From Atheist to Agnostic

I was an atheist for almost my entire life. I could not believe that God existed, so that's how I described myself.

I believed in Christianity as an ethical system, so I would call myself, as the great Oriana Fallaci, a 'Christian atheist', expression which has simarities to 'secular Jew'.

I have recently realized things that cast serious doubts on my previous way of thinking.

The moral validity of Christianity was in no question before and is in no question now. But it is the issue of the existence of God which is not so simple as I mistakenly believed.

Science in itself is too limited to provide evidence to prove or disprove it, as I've always known, although Newton himself, for example, made God part of his theory as absolute time.

But, paradoxically, it is not the content of science, namely what is inside it, that gives us an indication here, but rather its limits, what is outside it.

Science's laws of nature can explain many of its phenomena and have the potential to make us understand even more.

But there are three moments which require an enormous leap of faith in the NON-existence of God to believe that science can ever explain them.

These three moments are: the origin of matter, life and consciousness.

Science can understand pretty well what happens after those key moments, but it cannot explain them.

In successive posts I'll deal with these further, but for the moment I want to report how Melanie Phillips, in her book The Book Turned Upside Down, describes her conversation with Richard Dawkins in 2008 following a public debate between him and John Lennox.

'I asked Dawkins whether he believed that the origin of all matter was most likely to have been an entirely spontaneous event. He agreed that he did think so. I put it to him that he seemed therefore to be arguing that something could be created out of nothing - which surely runs counter to the scientific principles of verifiable evidence that he tells us should govern all our thinking'.

Think about it: people who do not believe in God usually adduce as reason how we have never experienced anything with God's attributes.

But the alternative theory, that matter, ie something, arose from nothing, also describes an event that we have never experienced.

Atheism activists and scientific triumphalists, of whom Dawkins is the most famous, misleadingly portray this conflict about the existence of God as one between the rational believers in evidence-based theories (as they, the atheists, modestly consider themselves) and the irrational, superstition-bound theists.

But the reality is entirely different.
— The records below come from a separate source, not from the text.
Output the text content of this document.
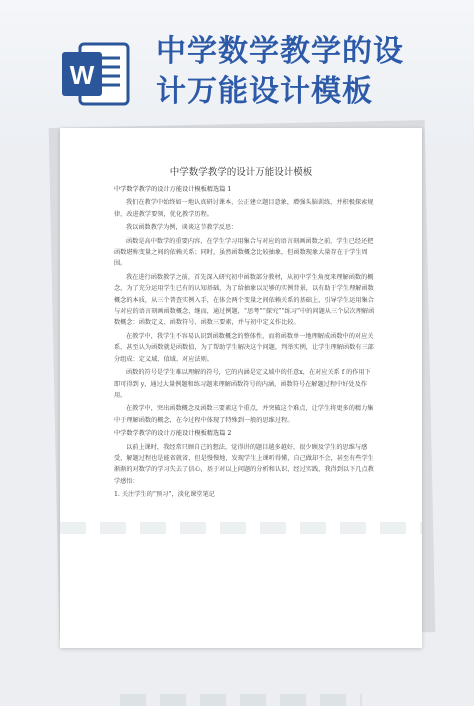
W
中学数学教学的设
计万能设计模板
中学数学教学的设计万能设计模板

中学数学教学的设计万能设计模板精选篇 1

我们在教学中始终如一地认真研讨课本，公正建立题目意象，增强头脑训练，并积极探索规律，改进教学要领，优化教学历程。

我以函数教学为例，谈谈这节教学反思：

函数是高中数学的重要内容，在学生学习用集合与对应的语言刻画函数之前，学生已经还把函数堪称变量之间的依赖关系；同时，虽然函数概念比较抽象，但函数现象大量存在于学生周围。

我在进行函数教学之前，首先深入研究初中函数部分教材，从初中学生角度来理解函数的概念，为了充分运用学生已有的认知基础，为了给抽象以足够的实例背景，以有助于学生理解函数概念的本质，从三个普查实例入手，在体会两个变量之间依赖关系的基础上，引导学生运用集合与对应的语言刻画函数概念，继而，通过例题，“思考”“探究”“练习”中的问题从三个层次理解函数概念：函数定义、函数符号、函数三要素，并与初中定义作比较。

在教学中，我学生不容易认识到函数概念的整体性，而将函数单一地理解成函数中的对应关系，甚至认为函数就是函数值，为了帮助学生解决这个问题，判举实例，让学生理解函数有三部分组成：定义域、值域、对应法则。

函数的符号是学生难以理解的符号，它的内涵是定义域中的任意x，在对应关系 f 的作用下即可得到 y，通过大量例题和练习题来理解函数符号的内涵，函数符号在解题过程中好处及作用。

在教学中，突出函数概念及函数三要素这个重点，并突破这个难点，让学生将更多的精力集中于理解函数的概念，在今过程中体现了特殊到一般的思维过程。

中学数学教学的设计万能设计模板精选篇 2

以前上课时，我经常只顾自己的想法，觉得讲的题目越多越好，很少顾及学生的思维与感受，解题过程也是能省就省，但是慢慢地，发现学生上课听得懂，自己做却不会，甚至有些学生渐渐的对数学的学习失去了信心，基于对以上问题的分析和认识，经过实践，我得到以下几点教学感悟：

1. 关注学生的“预习”，淡化课堂笔记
The question of whether the universe had a Creator or emerged from nothing is one which can be answered, either way, ONLY with reference to, and belief in, an entity or event of which we have absolutely no experience.
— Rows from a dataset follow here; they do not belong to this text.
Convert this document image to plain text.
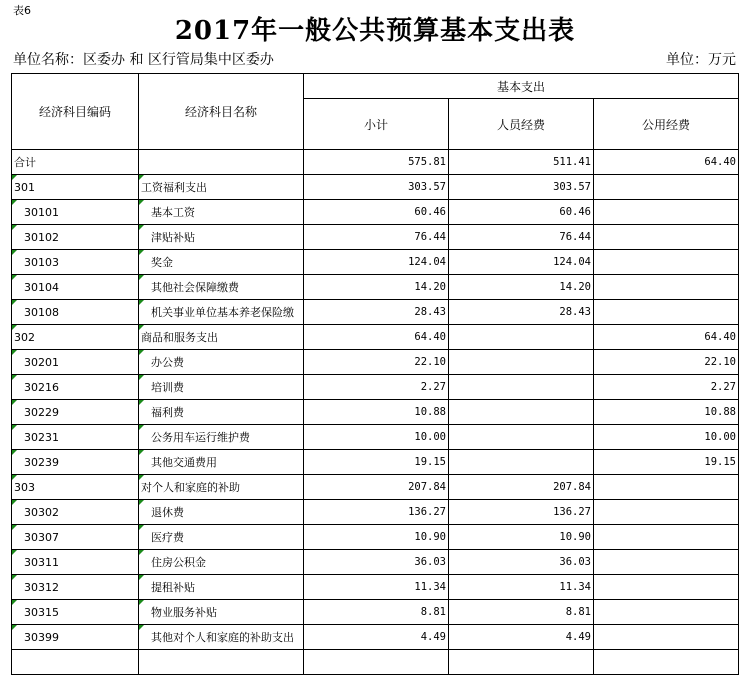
表6
2017年一般公共预算基本支出表
单位名称：区委办 和 区行管局集中区委办	单位：万元
经济科目编码	经济科目名称	基本支出		
		小计	人员经费	公用经费
合计		575.81	511.41	64.40

301	工资福利支出	303.57	303.57	

30101	基本工资	60.46	60.46	

30102	津贴补贴	76.44	76.44	

30103	奖金	124.04	124.04	

30104	其他社会保障缴费	14.20	14.20	

30108	机关事业单位基本养老保险缴	28.43	28.43	

302	商品和服务支出	64.40		64.40

30201	办公费	22.10		22.10

30216	培训费	2.27		2.27

30229	福利费	10.88		10.88

30231	公务用车运行维护费	10.00		10.00

30239	其他交通费用	19.15		19.15

303	对个人和家庭的补助	207.84	207.84	

30302	退休费	136.27	136.27	

30307	医疗费	10.90	10.90	

30311	住房公积金	36.03	36.03	

30312	提租补贴	11.34	11.34	

30315	物业服务补贴	8.81	8.81	

30399	其他对个人和家庭的补助支出	4.49	4.49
Both our senses and evidence here do not help at all.

It is a work in progress but for the moment, not being able to choose one or the other explanation, I call myself agnostic.

1 comment:

  1. My family is quite devout (or as devout as the CoE permits), and I was bullied a bit for it in school. I began to read Nietzsche very young and after that became a pretty uncompromising atheist. Oddly I wrote an article 'In defence of the Bible belt', before I read this. I feel pretty much the same as you. I definitely wouldn't call myself an atheist these days. I also like Fallacis 'Christian atheist' concept. Martin Amis said - in the presence of his dying friend Christopher Hitchens - that atheism is too undeservedly confident of itself and that he prefers to be agnostic. I think atheism comes more from forces of reaction than of reasoning. People see the evil practiced by some religions and make a simple judgement based upon their emotions. And yet emotion has a very complicated relationship with logic and can be deceptive.